A Film a Week - Kick and Scream / Baci se na pod

 previously published on Cineuropa

Divorce is one of the most common topics in cinema, all over the world. The storytelling approach of presenting the same events from different angles and points of view is not new either: ever since Akira Kurosawa’s Rashomon, many filmmakers have employed it in their works. The question with Kick and Scream, the feature-length directorial debut by Croatian actress Nina Violić, who has already written and directed a couple of shorts, is: does the approach serve the topic well?

Kick and Scream world-premiered at the recently concluded Festival of Mediterranean Film in Split, where it won the Hook Award in the feature-length competition, and is also competing for the Golden Barge at the Vukovar Film Festival. In between the two gatherings, it was released theatrically in Croatia. Given that its topic is quite universal, and that the film is artistically accomplished, further festival bookings should not come as a surprise.

What we see are the last few hours in the marriage of an unnamed couple, separated into three equally long chapters that are told from the perspectives of both of the spouses and their young son, Igor (newcomer Bruno Frketić Bajić). The first part is told from the child’s perspective, and here, the verbal confrontations between the parents remain largely in the background, since Igor is more interested in playing with the “dusties”, his imaginary friends made of the dust he collects, than in listening to the adults quarrelling. The visit from his father’s American aunt, Maggie (Lee Delong), interrupts his playtime, but also serves to show the audience that the kid is well aware of what is going on.
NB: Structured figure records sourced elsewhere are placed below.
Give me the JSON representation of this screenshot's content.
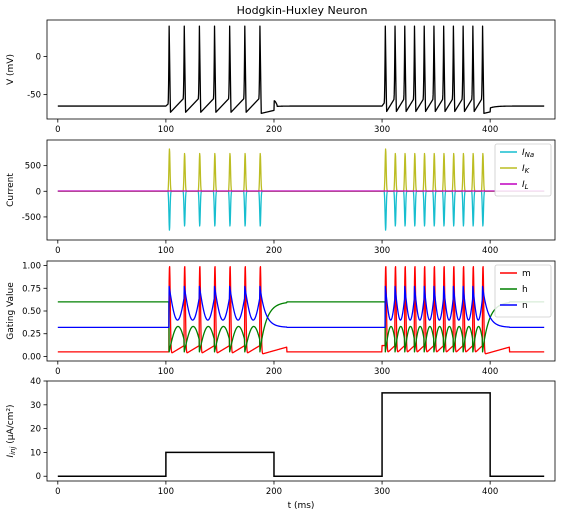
{
  "figure": {
    "title": "Hodgkin-Huxley Neuron"
  },
  "chart_data": [
    {
      "type": "line",
      "title": "Hodgkin-Huxley Neuron",
      "xlabel": "",
      "ylabel": "V (mV)",
      "xlim": [
        -10,
        460
      ],
      "ylim": [
        -82,
        48
      ],
      "xticks": [
        0,
        100,
        200,
        300,
        400
      ],
      "yticks": [
        0,
        -50
      ],
      "grid": false,
      "stimulus": [
        [
          0,
          100,
          0
        ],
        [
          100,
          200,
          10
        ],
        [
          200,
          300,
          0
        ],
        [
          300,
          400,
          35
        ],
        [
          400,
          450,
          0
        ]
      ],
      "spike_times": [
        103,
        117,
        131,
        145,
        159,
        173,
        187,
        303,
        312,
        321,
        330,
        339,
        348,
        357,
        366,
        375,
        384,
        393
      ],
      "resting_mV": -65,
      "series": [
        {
          "color": "#000000",
          "peak": 40,
          "trough": -75
        }
      ]
    },
    {
      "type": "line",
      "xlabel": "",
      "ylabel": "Current",
      "xlim": [
        -10,
        460
      ],
      "ylim": [
        -950,
        1000
      ],
      "xticks": [
        0,
        100,
        200,
        300,
        400
      ],
      "yticks": [
        500,
        0,
        -500
      ],
      "grid": false,
      "legend": "top-right",
      "series": [
        {
          "name": "I",
          "sub": "Na",
          "color": "#17becf",
          "first_spike_value": -780,
          "spike_value": -680
        },
        {
          "name": "I",
          "sub": "K",
          "color": "#bcbd22",
          "first_spike_value": 840,
          "spike_value": 740
        },
        {
          "name": "I",
          "sub": "L",
          "color": "#bf00bf",
          "first_spike_value": 5,
          "spike_value": 5
        }
      ]
    },
    {
      "type": "line",
      "xlabel": "",
      "ylabel": "Gating Value",
      "xlim": [
        -10,
        460
      ],
      "ylim": [
        -0.05,
        1.05
      ],
      "xticks": [
        0,
        100,
        200,
        300,
        400
      ],
      "yticks": [
        1.0,
        0.75,
        0.5,
        0.25,
        0.0
      ],
      "ytick_labels": [
        "1.00",
        "0.75",
        "0.50",
        "0.25",
        "0.00"
      ],
      "grid": false,
      "legend": "top-right",
      "series": [
        {
          "name": "m",
          "color": "#ff0000",
          "rest": 0.05,
          "peak": 1.0,
          "min": 0.02
        },
        {
          "name": "h",
          "color": "#008000",
          "rest": 0.6,
          "peak": 0.33,
          "min": 0.05
        },
        {
          "name": "n",
          "color": "#0000ff",
          "rest": 0.32,
          "peak": 0.77,
          "min": 0.4
        }
      ]
    },
    {
      "type": "line",
      "xlabel": "t (ms)",
      "ylabel": "I",
      "ylabel_sub": "inj",
      "ylabel_unit": "(μA/cm²)",
      "xlim": [
        -10,
        460
      ],
      "ylim": [
        -2,
        40
      ],
      "xticks": [
        0,
        100,
        200,
        300,
        400
      ],
      "yticks": [
        40,
        30,
        20,
        10,
        0
      ],
      "grid": false,
      "series": [
        {
          "color": "#000000",
          "x": [
            0,
            100,
            100,
            200,
            200,
            300,
            300,
            400,
            400,
            450
          ],
          "y": [
            0,
            0,
            10,
            10,
            0,
            0,
            35,
            35,
            0,
            0
          ]
        }
      ]
    }
  ]
}
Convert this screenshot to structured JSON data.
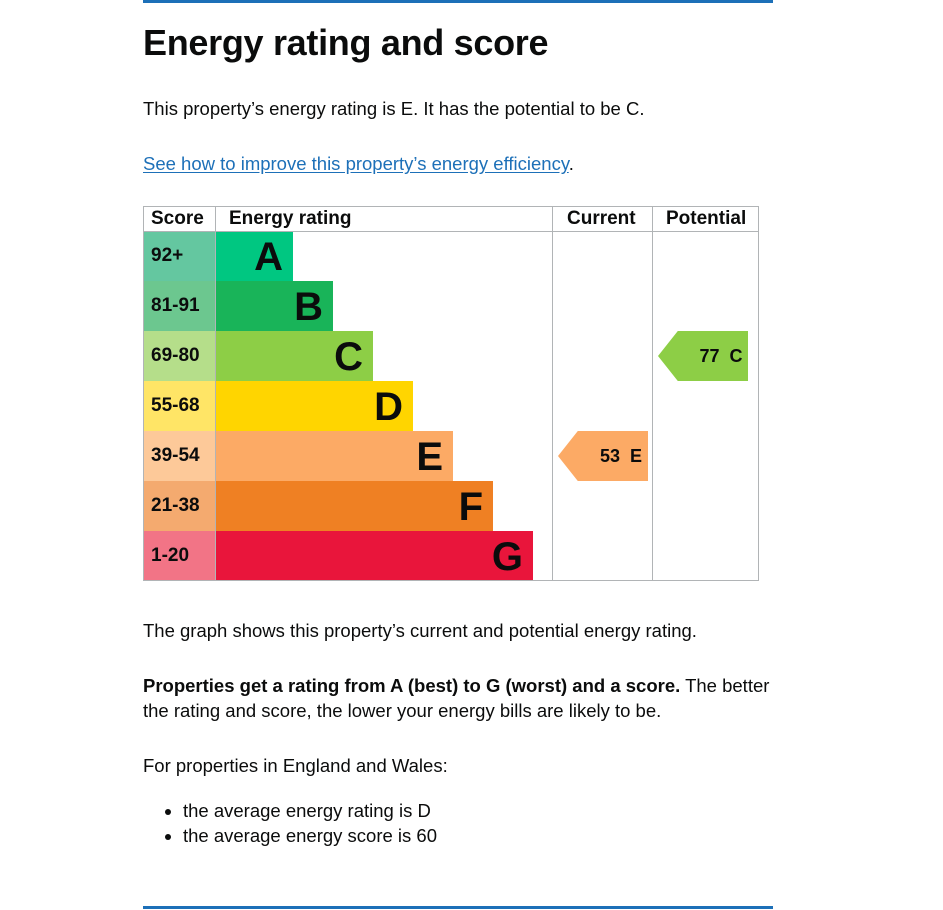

The other two chapters are told from the parents’ perspectives – first the father’s (Goran Bogdan, globally recognised for his role in the series Fargo and Srdan Golubović’s film Father), and then the mother’s (Nina Violić herself). We do not get to learn the reasons for their separation, but only their very different standpoints and takes on things at that very moment.

Each of the chapters would work well as a separate short film, but when welded together, they make a standout feature. Violić’s approach demanded a great deal of fine-tuning in every department, from the scriptwriting and directing to the acting and cinematography, because everything here is a matter of perspective, and the key is how to code it. From her clear, rigorous and finely honed sense of coding, it is clear that Violić has put a lot of effort and thought into it as both the screenwriter and the director.

Things are also impressive in the acting department. While child actor Bruno Frketić Bajić seems natural and relaxed all the way through, and Lee Delong provides a jovial note to her character, the performers playing the spouses are actually tasked with multiple roles each, because they both see themselves and the others differently, depending on the perspective. Goran Bogdan is as reliable as ever, both as a confused (as his character sees himself) and an abusive man (as the wife sees him), while Violić channels the feeling of being fed up (from the perspective of her character) and neuroticism (as the husband sees it) in an emotionally compelling way.

Kick and Scream was also demanding on a technical level, from the stop-motion animation sequence involving Igor’s “dusties” to the camerawork by seasoned DoP Vanja Černjul, where angles play a key part, plus the smooth editing of Vladimir Gojun. This all makes it one of the best thought-out and most innovative divorce dramas of recent years.